Battle Ground Public Schools’ Board of Directors to receive state award

BATTLE GROUND — Battle Ground Public Schools’ Board of Directors has been selected to receive a Board of Distinction Award from the Washington State School Directors’ Association (WSSDA). The award recognizes school boards that use research-based governance practices that lead to high levels of student and district achievement.

“As a board, we have started on a journey, and it feels like we are only a few steps from the beginning,” said Battle Ground Board President Monty Anderson. “Without the help of all the volunteers, staff and administrators, the work we have accomplished would not be possible. These dedicated and caring people are the reason we are recipients of the Board of Distinction Award.”

Battle Ground Public Schools’ Board of Directors to receive state award
Battle Ground Public Schools’ Board of Directors, from left to right: Ken Root, Stephanie McClintock, Board President Monty Anderson, Mavis Nickels and Jim Pegoraro. Photo courtesy of Battle Ground Public Schools

In its nomination for the award, the Battle Ground School Board provided details about how it has worked to gather public input for critical decisions, set high expectations for student learning, and created conditions for student and staff success. Among its examples, the board described how it tours every school each year and has representation at most school events.

The board also described the district’s Strategic and Long-Range Facilities plans that were created with community volunteers for quality learning and facilities planning. In the area of public input, the board described how it has sponsored many public meetings and information nights about a variety of topics and how it has sought feedback via an interactive survey tool called ThoughtExchange.

“This group of citizens has worked each and every day to ensure they represent the interests of our community and provide for the best instructional opportunities for our children, continued growth opportunities for all staff, and ensure we maintain our facilities and prepare for future growth,” said Superintendent Mark Hottowe. “Our School Board strives to conduct open and transparent meetings that are well advertised and where community members are highly encouraged to provide input to the Board as they consider important issues on which they must vote. It is my hope our community will join with me saying ‘Great job Battle Ground Board of Directors. Thank you for all your work to make our school district a great place to learn and to work.'”

The board will receive the award at a ceremony that will be held on Thu., Nov. 17, during WSSDA’s annual conference. At the ceremony, WSSDA also will announce a Board of the Year winner in each of three district-size categories.

Twenty-four school boards in Washington were named as Boards of Distinction by WSSDA. It’s the largest number to be recognized in a single year in the eight-year history of the program.

“Each of these boards demonstrates the excellent work done by Washington’s 295 school boards and 1,477 school board members,” said WSSDA President Chris Nation. “This program gives us a chance to acknowledge that commitment to their students and communities.”

More about the Boards of Distinction Awards

The annual Boards of Distinction program honors school boards that demonstrate effective use of the Washington School Board Standards. The standards, developed and adopted by WSSDA in 2009, promote research-based governance practices that lead to high levels of student and district achievement, and help close the opportunity gap.

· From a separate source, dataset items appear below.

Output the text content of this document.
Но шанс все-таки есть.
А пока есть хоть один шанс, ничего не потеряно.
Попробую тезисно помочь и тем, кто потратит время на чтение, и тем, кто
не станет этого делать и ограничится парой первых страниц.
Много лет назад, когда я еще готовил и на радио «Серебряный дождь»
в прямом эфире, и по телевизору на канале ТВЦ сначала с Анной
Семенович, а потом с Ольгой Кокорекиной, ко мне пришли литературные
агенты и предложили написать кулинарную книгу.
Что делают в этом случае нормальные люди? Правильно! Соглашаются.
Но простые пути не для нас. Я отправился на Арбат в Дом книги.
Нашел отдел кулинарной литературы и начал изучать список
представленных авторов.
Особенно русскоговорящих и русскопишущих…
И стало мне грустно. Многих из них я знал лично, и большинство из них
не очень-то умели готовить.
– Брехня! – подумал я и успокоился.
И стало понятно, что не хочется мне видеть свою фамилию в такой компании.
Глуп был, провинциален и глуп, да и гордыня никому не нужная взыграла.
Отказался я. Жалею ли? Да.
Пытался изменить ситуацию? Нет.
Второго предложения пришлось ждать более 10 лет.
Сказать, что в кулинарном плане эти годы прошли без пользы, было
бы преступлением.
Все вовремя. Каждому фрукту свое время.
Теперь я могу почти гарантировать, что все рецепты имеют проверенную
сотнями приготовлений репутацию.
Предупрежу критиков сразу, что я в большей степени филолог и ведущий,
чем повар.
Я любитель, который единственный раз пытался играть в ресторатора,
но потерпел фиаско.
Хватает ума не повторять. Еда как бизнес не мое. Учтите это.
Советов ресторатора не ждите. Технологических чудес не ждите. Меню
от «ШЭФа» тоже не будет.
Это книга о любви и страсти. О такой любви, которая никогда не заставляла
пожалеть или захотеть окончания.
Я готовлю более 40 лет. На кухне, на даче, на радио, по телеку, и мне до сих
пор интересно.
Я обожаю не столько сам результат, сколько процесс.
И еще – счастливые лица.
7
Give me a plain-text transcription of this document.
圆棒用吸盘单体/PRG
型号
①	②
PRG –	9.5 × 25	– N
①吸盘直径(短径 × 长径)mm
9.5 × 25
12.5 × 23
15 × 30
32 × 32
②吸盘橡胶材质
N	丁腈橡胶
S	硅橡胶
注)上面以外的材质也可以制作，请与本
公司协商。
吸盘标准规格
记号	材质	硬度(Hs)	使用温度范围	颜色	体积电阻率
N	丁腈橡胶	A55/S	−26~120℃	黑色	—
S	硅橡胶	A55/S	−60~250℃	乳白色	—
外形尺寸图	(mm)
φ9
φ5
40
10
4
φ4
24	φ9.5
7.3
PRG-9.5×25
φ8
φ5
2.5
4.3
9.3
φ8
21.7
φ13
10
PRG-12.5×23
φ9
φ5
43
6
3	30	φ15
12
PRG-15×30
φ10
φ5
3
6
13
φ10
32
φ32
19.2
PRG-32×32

Award applicants submitted essays and supporting evidence to demonstrate how they are putting the standards into practice. This year, applicants addressed the following:

  • Being accountable and open to public, and seeking divergent perspectives in its decision making.
  • Adopting a collaboratively developed district plan focused on learning and achievement.

Employing and supporting quality teachers, administrators and other staff, and providing for professional development.

  • Applicants also discussed specific decisions their boards had made and evidence on how they were working to help close the opportunity gap.

The applications were evaluated by an independent review panel.